The main trends and developments we highlight for Hong Kong's oil and gas sector are:

- Natural gas is used primarily for power generation in Hong Kong, but gas-fired capacity should continue to grow through the medium term. Recent reports indicate that the Hong Kong government hopes to raise the proportion of gas-fired electricity to 50% by 2015. Our forecasts are for gas consumption to rise from a forecast 3.9bn cubic metres (bcm) in 2014 to 4.5bcm in 2018 and to 5.5bcm by 2023. That said, Hong Kong has also been importing increasing amounts of electricity from mainland China in an effort to decrease coal burning, and this trend will somewhat offset growth in the demand for gas.
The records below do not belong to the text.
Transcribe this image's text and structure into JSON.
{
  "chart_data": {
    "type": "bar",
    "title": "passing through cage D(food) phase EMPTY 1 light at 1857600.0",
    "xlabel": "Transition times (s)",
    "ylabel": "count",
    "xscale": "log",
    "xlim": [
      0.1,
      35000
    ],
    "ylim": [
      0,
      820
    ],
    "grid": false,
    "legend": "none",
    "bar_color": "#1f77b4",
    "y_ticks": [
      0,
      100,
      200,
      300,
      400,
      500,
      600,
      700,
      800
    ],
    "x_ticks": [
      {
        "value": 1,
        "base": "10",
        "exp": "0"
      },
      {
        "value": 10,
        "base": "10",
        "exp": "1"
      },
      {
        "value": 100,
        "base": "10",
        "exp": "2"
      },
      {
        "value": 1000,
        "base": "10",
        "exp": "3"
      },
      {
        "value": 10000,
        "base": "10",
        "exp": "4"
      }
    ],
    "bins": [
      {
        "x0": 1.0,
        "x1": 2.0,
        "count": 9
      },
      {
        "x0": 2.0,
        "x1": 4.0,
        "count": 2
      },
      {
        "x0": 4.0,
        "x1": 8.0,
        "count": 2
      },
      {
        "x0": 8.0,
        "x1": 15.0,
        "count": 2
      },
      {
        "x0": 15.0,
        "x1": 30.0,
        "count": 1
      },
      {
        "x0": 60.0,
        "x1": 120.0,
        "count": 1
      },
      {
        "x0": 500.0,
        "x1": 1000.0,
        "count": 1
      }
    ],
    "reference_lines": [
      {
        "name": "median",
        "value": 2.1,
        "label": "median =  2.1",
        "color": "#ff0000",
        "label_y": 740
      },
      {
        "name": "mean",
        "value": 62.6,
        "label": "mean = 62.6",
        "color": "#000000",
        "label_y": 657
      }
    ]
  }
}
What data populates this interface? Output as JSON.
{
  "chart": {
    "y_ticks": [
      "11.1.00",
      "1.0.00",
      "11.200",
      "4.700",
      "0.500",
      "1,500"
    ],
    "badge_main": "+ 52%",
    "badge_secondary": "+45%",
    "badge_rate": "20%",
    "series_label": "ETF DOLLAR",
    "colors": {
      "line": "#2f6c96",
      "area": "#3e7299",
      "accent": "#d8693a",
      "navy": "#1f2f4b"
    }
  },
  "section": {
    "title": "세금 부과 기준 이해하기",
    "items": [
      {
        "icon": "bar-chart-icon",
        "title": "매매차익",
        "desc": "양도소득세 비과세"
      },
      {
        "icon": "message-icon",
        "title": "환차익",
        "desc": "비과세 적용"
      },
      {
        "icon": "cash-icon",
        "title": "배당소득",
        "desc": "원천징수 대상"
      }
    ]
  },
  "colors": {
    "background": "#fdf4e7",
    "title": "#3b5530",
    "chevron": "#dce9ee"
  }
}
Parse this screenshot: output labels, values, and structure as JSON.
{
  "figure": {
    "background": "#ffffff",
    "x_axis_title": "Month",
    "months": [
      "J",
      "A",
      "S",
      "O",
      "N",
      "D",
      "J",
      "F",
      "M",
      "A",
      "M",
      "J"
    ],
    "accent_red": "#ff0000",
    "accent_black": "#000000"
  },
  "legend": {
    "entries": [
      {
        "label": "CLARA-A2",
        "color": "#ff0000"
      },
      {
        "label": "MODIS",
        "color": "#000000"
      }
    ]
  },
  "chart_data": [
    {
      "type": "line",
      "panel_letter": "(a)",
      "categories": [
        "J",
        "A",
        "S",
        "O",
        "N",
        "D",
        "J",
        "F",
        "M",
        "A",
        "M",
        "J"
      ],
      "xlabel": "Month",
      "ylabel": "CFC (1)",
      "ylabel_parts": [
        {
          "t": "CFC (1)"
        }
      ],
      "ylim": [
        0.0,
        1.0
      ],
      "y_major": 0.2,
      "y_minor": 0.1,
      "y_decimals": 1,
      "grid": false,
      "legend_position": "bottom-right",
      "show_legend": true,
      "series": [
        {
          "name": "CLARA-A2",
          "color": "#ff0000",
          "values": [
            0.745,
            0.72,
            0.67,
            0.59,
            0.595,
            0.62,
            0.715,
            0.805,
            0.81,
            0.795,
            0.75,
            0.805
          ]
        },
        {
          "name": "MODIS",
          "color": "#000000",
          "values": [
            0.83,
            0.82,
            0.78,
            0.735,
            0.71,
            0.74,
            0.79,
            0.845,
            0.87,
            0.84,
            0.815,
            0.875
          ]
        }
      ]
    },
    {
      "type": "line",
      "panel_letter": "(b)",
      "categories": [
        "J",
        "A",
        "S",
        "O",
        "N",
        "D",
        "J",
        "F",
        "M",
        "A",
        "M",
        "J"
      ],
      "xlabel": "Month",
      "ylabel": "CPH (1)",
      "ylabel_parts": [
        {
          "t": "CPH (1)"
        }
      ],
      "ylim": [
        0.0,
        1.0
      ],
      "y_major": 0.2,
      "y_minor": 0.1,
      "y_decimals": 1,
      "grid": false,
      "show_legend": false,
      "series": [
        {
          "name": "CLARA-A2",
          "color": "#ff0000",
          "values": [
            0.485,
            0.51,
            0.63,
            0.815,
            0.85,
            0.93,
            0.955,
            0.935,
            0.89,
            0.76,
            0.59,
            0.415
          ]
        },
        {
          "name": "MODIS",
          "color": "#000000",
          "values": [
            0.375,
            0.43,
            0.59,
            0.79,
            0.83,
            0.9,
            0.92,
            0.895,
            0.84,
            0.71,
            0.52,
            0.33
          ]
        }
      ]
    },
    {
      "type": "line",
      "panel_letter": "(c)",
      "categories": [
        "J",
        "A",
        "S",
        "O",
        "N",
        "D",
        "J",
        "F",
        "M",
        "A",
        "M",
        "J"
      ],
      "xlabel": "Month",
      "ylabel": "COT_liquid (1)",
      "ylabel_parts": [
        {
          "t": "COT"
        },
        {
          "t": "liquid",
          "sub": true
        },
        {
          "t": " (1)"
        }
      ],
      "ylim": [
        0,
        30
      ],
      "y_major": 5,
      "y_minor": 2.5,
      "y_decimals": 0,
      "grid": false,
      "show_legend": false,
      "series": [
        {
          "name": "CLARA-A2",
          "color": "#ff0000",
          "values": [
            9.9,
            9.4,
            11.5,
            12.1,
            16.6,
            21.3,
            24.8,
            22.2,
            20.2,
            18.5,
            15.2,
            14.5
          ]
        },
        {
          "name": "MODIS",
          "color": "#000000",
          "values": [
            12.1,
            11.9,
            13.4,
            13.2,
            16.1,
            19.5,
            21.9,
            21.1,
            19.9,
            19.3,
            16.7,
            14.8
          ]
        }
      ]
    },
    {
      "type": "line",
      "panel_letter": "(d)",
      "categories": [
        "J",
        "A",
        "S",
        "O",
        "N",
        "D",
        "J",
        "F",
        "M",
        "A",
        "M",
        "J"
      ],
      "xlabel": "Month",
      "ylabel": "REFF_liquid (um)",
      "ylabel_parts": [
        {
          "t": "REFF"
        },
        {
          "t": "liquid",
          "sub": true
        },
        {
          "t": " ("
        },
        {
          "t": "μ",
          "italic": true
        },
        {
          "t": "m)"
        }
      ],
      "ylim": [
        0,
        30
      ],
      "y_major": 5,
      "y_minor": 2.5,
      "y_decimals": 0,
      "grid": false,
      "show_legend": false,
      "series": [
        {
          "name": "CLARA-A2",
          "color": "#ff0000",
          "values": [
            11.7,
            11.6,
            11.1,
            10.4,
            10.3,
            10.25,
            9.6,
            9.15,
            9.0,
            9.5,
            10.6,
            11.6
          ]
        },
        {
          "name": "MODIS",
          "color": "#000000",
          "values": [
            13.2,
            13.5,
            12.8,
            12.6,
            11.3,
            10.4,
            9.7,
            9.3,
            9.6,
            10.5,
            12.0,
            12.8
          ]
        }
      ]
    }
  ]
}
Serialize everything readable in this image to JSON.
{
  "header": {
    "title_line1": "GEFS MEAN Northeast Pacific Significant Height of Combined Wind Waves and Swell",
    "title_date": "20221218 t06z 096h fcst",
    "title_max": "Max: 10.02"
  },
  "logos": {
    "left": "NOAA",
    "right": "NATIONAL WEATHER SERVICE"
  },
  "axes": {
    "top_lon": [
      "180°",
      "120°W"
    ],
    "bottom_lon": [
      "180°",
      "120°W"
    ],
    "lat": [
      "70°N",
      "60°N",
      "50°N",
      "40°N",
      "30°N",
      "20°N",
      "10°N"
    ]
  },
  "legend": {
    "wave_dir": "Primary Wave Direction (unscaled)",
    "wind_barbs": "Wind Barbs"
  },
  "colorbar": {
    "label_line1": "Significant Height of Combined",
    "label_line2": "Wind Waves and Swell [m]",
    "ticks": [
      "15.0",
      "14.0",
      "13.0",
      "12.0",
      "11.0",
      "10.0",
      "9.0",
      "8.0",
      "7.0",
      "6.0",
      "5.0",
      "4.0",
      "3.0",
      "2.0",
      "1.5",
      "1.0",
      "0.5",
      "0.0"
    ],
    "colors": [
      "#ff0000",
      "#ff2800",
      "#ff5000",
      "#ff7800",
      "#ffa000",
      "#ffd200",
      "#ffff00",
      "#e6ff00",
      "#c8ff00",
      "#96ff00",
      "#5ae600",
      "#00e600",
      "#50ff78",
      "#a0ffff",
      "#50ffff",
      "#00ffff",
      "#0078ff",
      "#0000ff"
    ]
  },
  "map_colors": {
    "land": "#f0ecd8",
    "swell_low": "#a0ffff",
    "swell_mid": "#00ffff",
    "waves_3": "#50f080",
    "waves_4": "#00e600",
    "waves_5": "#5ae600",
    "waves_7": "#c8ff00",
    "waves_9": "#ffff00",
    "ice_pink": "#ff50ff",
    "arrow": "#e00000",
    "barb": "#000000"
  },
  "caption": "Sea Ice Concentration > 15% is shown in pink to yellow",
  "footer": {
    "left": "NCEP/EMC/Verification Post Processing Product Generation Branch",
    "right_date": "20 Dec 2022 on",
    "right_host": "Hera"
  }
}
- The Shenzhen-Hong Kong gas pipeline was commissioned in December 2012 and is now fully operational. The completion of the Hong Kong spur will help to diversify the city's gas import sources as well as improve its access to gas. The Hong Kong Branch of the Second West-East gas pipeline began to supply Hong Kong in H213.
- The rate of refined oil products demand growth and imports should match underlying GDP trends closely, and we therefore expect the expansion to be moderate over the coming years. However, a drive towards energy conservation may lead to a moderation in market expansion. This implies that demand will rise from a forecasted 354,000 barrels per day (b/d) in 2014 to 439,200b/d by 2018 and to a possible 535,950b/d by 2023. All of this oil will be imported.
- The cost of refined petroleum product imports is put at USD14.0bn in 2014, rising to USD16.0bn in 2018 and to USD19.8bn by 2023. Hong Kong actually imports refined petroleum products, meaning that the total import bill is far higher than for crude alone. Natural gas imports in 2014 will cost an estimated USD1.96bn, and will total USD2.62bn by 2023. At the time of writing we assumed an OPEC basket oil price of USD101.80/bbl in 2014.